Alone Together (2022)

2 1/2 Stars (out of 4)

Clearing the Airbnb

By Jeffrey M. Anderson

Katie Holmes's romantic drama Alone Together has a gentle, elegant touch, developing a palpable sense of place, but it's eventually undone by odd storytelling choices that cause the characters to feel disconnected.

It's the first days of the COVID-19 lockdown in March of 2020, and food critic June (Katie Holmes) is determined to get to her rented Airbnb in Upstate New York. On the way, she learns that her boyfriend John (Derek Luke) will not be joining her; he has decided to stay behind with his terrified parents.

When June arrives, she finds the place has been double-booked, and that Charlie (Jim Sturgess) is already staying there. It's late, so he agrees to let her spend the night. With lockdown in full effect, and certain that her relationship with John is on the rocks, June and Charlie fall into an easy romance, eating together, taking bike trips, and enjoying the countryside. But when John turns up, June must face reality again.

Perhaps inspired by Woody Allen — especially in the opening New York montage — and Eric Rohmer, Alone Together, which was written and directed by Holmes, deliberately focuses more on character and conversation than plot. It creates an atmosphere of relaxing surrender, with outdoorsy fresh air, and unhurried evenings. Unfortunately, all that open air allows viewers to easily see the weird holes in the screenwriting.
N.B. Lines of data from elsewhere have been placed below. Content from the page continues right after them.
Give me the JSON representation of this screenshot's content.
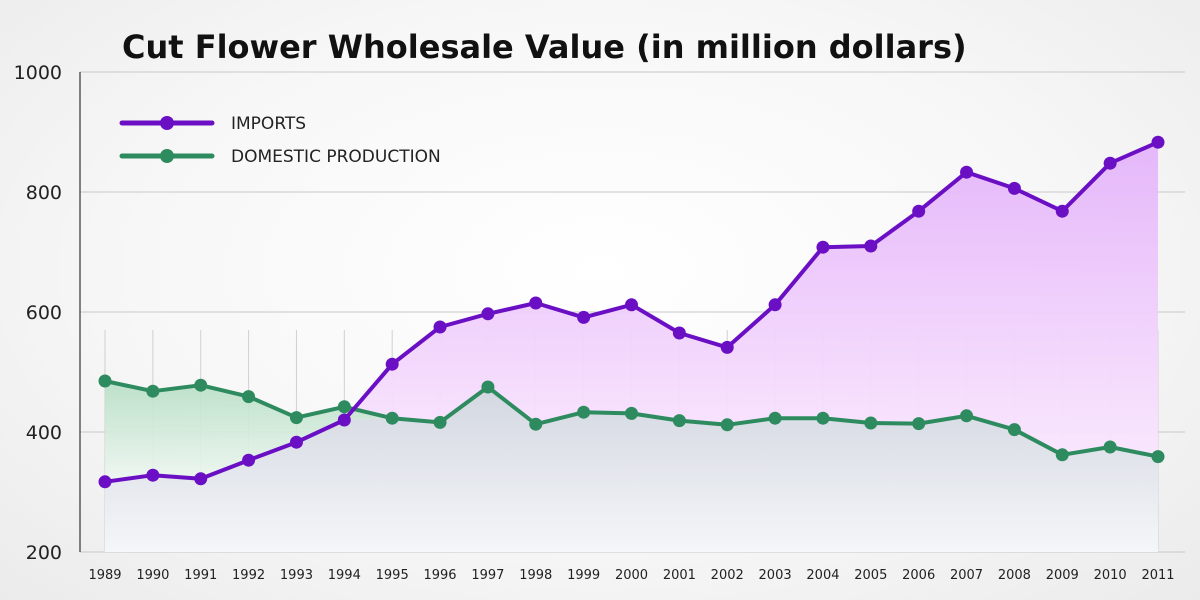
{
  "chart_data": {
    "type": "line",
    "title": "Cut Flower Wholesale Value (in million dollars)",
    "xlabel": "",
    "ylabel": "",
    "ylim": [
      200,
      1000
    ],
    "yticks": [
      "200",
      "400",
      "600",
      "800",
      "1000"
    ],
    "grid": "horizontal",
    "legend_position": "top-left",
    "categories": [
      "1989",
      "1990",
      "1991",
      "1992",
      "1993",
      "1994",
      "1995",
      "1996",
      "1997",
      "1998",
      "1999",
      "2000",
      "2001",
      "2002",
      "2003",
      "2004",
      "2005",
      "2006",
      "2007",
      "2008",
      "2009",
      "2010",
      "2011"
    ],
    "series": [
      {
        "name": "IMPORTS",
        "color": "#6a0fc4",
        "fill_color": "#eec8fb",
        "values": [
          317,
          328,
          322,
          353,
          383,
          420,
          513,
          575,
          597,
          615,
          591,
          612,
          565,
          541,
          612,
          708,
          710,
          768,
          833,
          806,
          768,
          848,
          883
        ]
      },
      {
        "name": "DOMESTIC PRODUCTION",
        "color": "#2e8b5f",
        "fill_color": "#cfe8d8",
        "values": [
          485,
          468,
          478,
          459,
          424,
          442,
          423,
          416,
          475,
          413,
          433,
          431,
          419,
          412,
          423,
          423,
          415,
          414,
          427,
          404,
          362,
          375,
          359
        ]
      }
    ]
  }
}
More than once, when speaking to one another, characters withhold their most vital piece of information, when there's no reason for doing so. It gives the impression of characters interacting from within their own private compartments, manipulated to tell a story, rather than interacting organically.

Then there are niggling annoyances like Holmes's endless array of costume changes (three in one day, for no particular reason), all carried in one small travel bag, or the fact that the huge rental house apparently has only one bathroom and one bedroom, or a preponderance of product placement, or the fact that the characters stay on in the Airbnb well after their rental time has expired, and no one seems to notice or care. All in all, Alone Together leaves one with the feeling of being checked out.